Most of the internet have scorned the Klout algorithm recently. Well I say most of the internet, the reality is that unless you are trying to make an impact on social media you don’t even know what a Klout score is. Lets be honest a Klout score of 99 probably isn’t going to change your life. More importantly it’s probably not even possible. But a decent Klout score does come with some benefits.
Just to give you a bit of an overview most people who don’t spend their lives on social media have a score of around 10-20. Popular opinion states that anything over 50 is heading in the right decision. Obama has a score of 98 (you would kind of hope the US President had a good bit of Klout.) The pro-bloggers are sitting in the 70s.
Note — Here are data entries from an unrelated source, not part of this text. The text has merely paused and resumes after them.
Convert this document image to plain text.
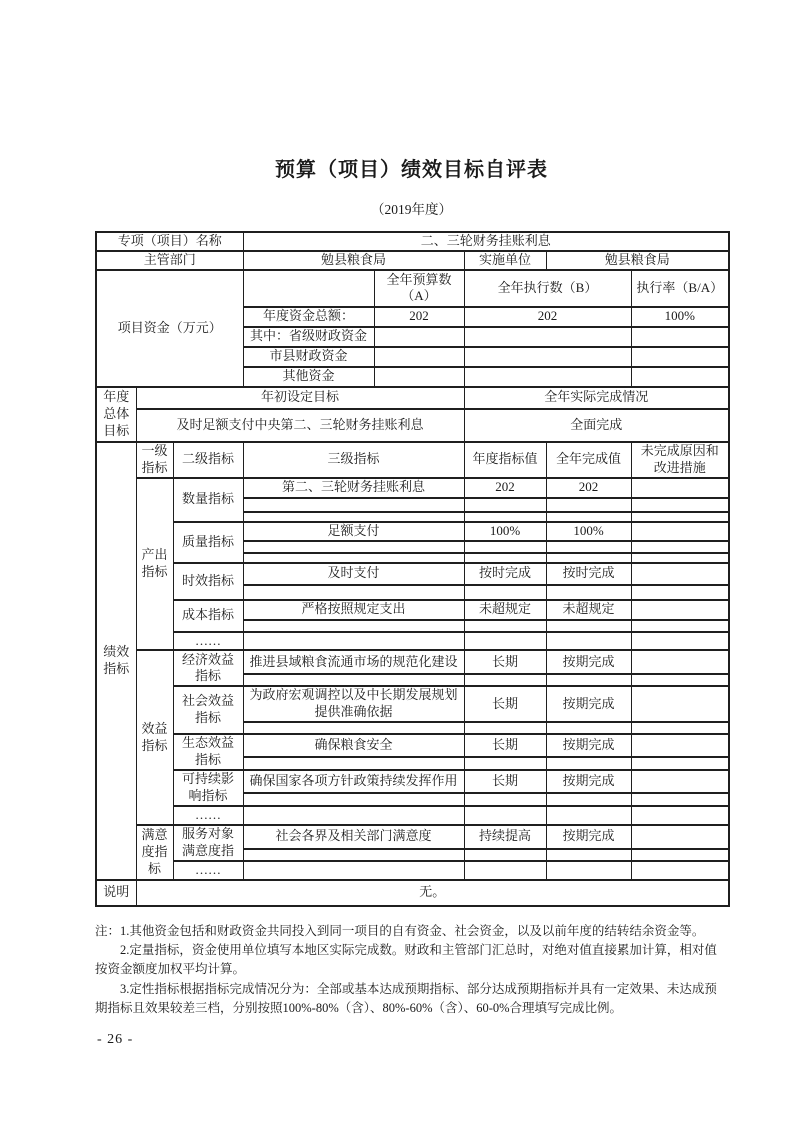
预算（项目）绩效目标自评表
（2019年度）
专项（项目）名称			二、三轮财务挂账利息				
主管部门			勉县粮食局		实施单位	勉县粮食局	
项目资金（万元）				全年预算数（A）	全年执行数（B）		执行率（B/A）
			年度资金总额：	202	202		100%
			其中：省级财政资金				
			市县财政资金				
			其他资金				
年度总体目标	年初设定目标				全年实际完成情况		
	及时足额支付中央第二、三轮财务挂账利息				全面完成		
绩效指标	一级指标	二级指标	三级指标		年度指标值	全年完成值	未完成原因和改进措施
	产出指标	数量指标	第二、三轮财务挂账利息		202	202	

		质量指标	足额支付		100%	100%	

		时效指标	及时支付		按时完成	按时完成	

		成本指标	严格按照规定支出		未超规定	未超规定	

		……					
	效益指标	经济效益指标	推进县域粮食流通市场的规范化建设		长期	按期完成	

		社会效益指标	为政府宏观调控以及中长期发展规划提供准确依据		长期	按期完成	

		生态效益指标	确保粮食安全		长期	按期完成	

		可持续影响指标	确保国家各项方针政策持续发挥作用		长期	按期完成	

		……					
	满意度指标	服务对象满意度指	社会各界及相关部门满意度		持续提高	按期完成	

		……					
说明	无。						

注：1.其他资金包括和财政资金共同投入到同一项目的自有资金、社会资金，以及以前年度的结转结余资金等。

2.定量指标，资金使用单位填写本地区实际完成数。财政和主管部门汇总时，对绝对值直接累加计算，相对值按资金额度加权平均计算。

3.定性指标根据指标完成情况分为：全部或基本达成预期指标、部分达成预期指标并具有一定效果、未达成预期指标且效果较差三档，分别按照100%-80%（含）、80%-60%（含）、60-0%合理填写完成比例。

- 26 -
Having a good Klout score isn’t automatically going to bring extra work your way. What it can do is raise your profile and make you raise your online presence. Think of Klout as a way of measuring your own effectiveness on social media. Because it breaks down which areas your score is coming from it can highlight the areas you need to improve. For example my Klout score is mainly derived from my Twitter presence. My Facebook page isn’t really pulling it’s weight and my LinkedIn profile is barely registering.
The other nice thing you can do on Klout is hand out some K+ to your fellow bloggers. It’s such a quick and easy job. Now you only get 10 of these beauties a day so use them wisely. Everyone on Klout gets a load of categories they are ‘expert’ in. Don’t be alarmed if yours are random. For example I am an expert in Pudding (believe me there are worse things to be expert in!). You can award your precious K+ to anyone’s expertise. In return you kind of hope they will do the same to you (so choose wisely).
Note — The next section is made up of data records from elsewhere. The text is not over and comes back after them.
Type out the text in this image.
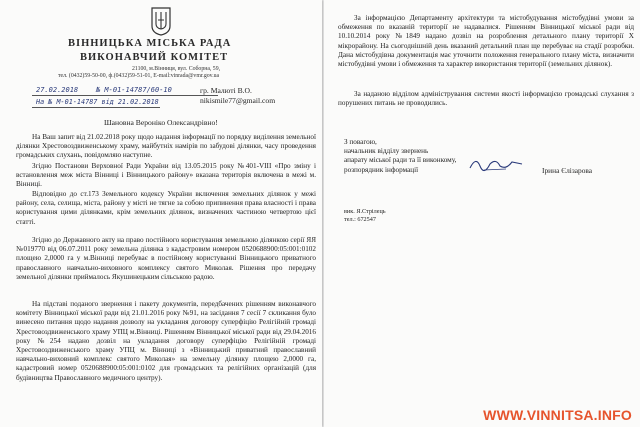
ВІННИЦЬКА МІСЬКА РАДА
ВИКОНАВЧИЙ КОМІТЕТ
21100, м.Вінниця, вул. Соборна, 59,
тел. (0432)59-50-00, ф.(0432)59-51-01, E-mail:vinrada@vmr.gov.ua
27.02.2018	№ М-01-14787/60-10
На № М-01-14787 від 21.02.2018
гр. Малюті В.О.
nikismile77@gmail.com
Шановна Вероніко Олександрівно!
На Ваш запит від 21.02.2018 року щодо надання інформації по порядку виділення земельної ділянки Хрестовоздвиженському храму, майбутніх намірів по забудові ділянки, часу проведення громадських слухань, повідомляю наступне.
Згідно Постанови Верховної Ради України від 13.05.2015 року №401-VIII «Про зміну і встановлення меж міста Вінниці і Вінницького району» вказана територія включена в межі м. Вінниці.
Відповідно до ст.173 Земельного кодексу України включення земельних ділянок у межі району, села, селища, міста, району у місті не тягне за собою припинення права власності і права користування цими ділянками, крім земельних ділянок, визначених частиною четвертою цієї статті.
Згідно до Державного акту на право постійного користування земельною ділянкою серії ЯЯ №019770 від 06.07.2011 року земельна ділянка з кадастровим номером 0520688900:05:001:0102 площею 2,0000 га у м.Вінниці перебуває в постійному користуванні Вінницького приватного православного навчально-виховного комплексу святого Миколая. Рішення про передачу земельної ділянки приймалось Якушинецьким сільською радою.
На підставі поданого звернення і пакету документів, передбачених рішенням виконавчого комітету Вінницької міської ради від 21.01.2016 року №91, на засідання 7 сесії 7 скликання було винесено питання щодо надання дозволу на укладання договору суперфіцію Релігійній громаді Хрестовоздвиженського храму УПЦ м.Вінниці. Рішенням Вінницької міської ради від 29.04.2016 року №254 надано дозвіл на укладання договору суперфіцію Релігійній громаді Хрестовоздвиженського храму УПЦ м. Вінниці з «Вінницький приватний православний навчально-виховний комплекс святого Миколая» на земельну ділянку площею 2,0000 га, кадастровий номер 0520688900:05:001:0102 для громадських та релігійних організацій (для будівництва Православного медичного центру).
За інформацією Департаменту архітектури та містобудування містобудівні умови за обмеження по вказаній території не надавалися. Рішенням Вінницької міської ради від 10.10.2014 року №1849 надано дозвіл на розроблення детального плану території X мікрорайону. На сьогоднішній день вказаний детальний план ще перебуває на стадії розробки. Дана містобудівна документація має уточнити положення генерального плану міста, визначити містобудівні умови і обмеження та характер використання території (земельних ділянок).
За наданою відділом адміністрування системи якості інформацією громадські слухання з порушених питань не проводились.
З повагою,
начальник відділу звернень
апарату міської ради та її виконкому,
розпорядник інформації	Ірина Єлізарова
вик. Я.Стрілець
тел.: 672547
WWW.VINNITSA.INFO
Giving and getting K+ will improve your Klout score but not in the same way improving your social media reach will. For example my score might get a 0.05% bump from getting 10 K+ a day. But I can get a 0.80 bump from a busy day on one of the social media platforms.
The best way to use Klout to improve your online presence is to make sure you link all your social media profiles. The main ones being Instagram, Facebook, LinkedIn, Twitter and Google +. These are the channels that directly effect your Klout score. As previously mentioned my Facebook page isn’t helping me out much on Klout. This shows me that this is a social media platform that I need to work on. With millions of users, Facebook is not one of the areas you want to be falling behind on! Likewise with LinkedIn, this is now the 3rd biggest social media platform. It’s also where freelance writers and bloggers could potentially gain new contacts and new opportunities.
Are you starting to see what Klout can do for you? If you want to be a giant across all social media platforms this is going to help. Not only does Klout highlight those social media platforms that need some work it can also show you how effective your marketing strategy is.
For example, I only joined Instagram about 2 months ago. I had no idea what I needed to do to grow my following. I read a few posts, did a bit of research. Developed a strategy and set about testing it. The strategy I chose was very time-consuming and I have to say not that effective. I didn’t see a rise in my Instagram followers and I didn’t see much of a rise on Klout either. So I changed my strategy. Within in 4 weeks I had doubled my Instagram following and had a corresponding 3 point bump on Klout. My Instagram profile now contributes nearly 40% to my Klout score!
So there you have it. The two main reasons you should give a crap about Klout. It can give you great insight into your reach across all social media platforms. As well as help you to measure how effective your engagement across social media is.
Do you use Klout? In you opinion is it worthwhile in growing your social media presence?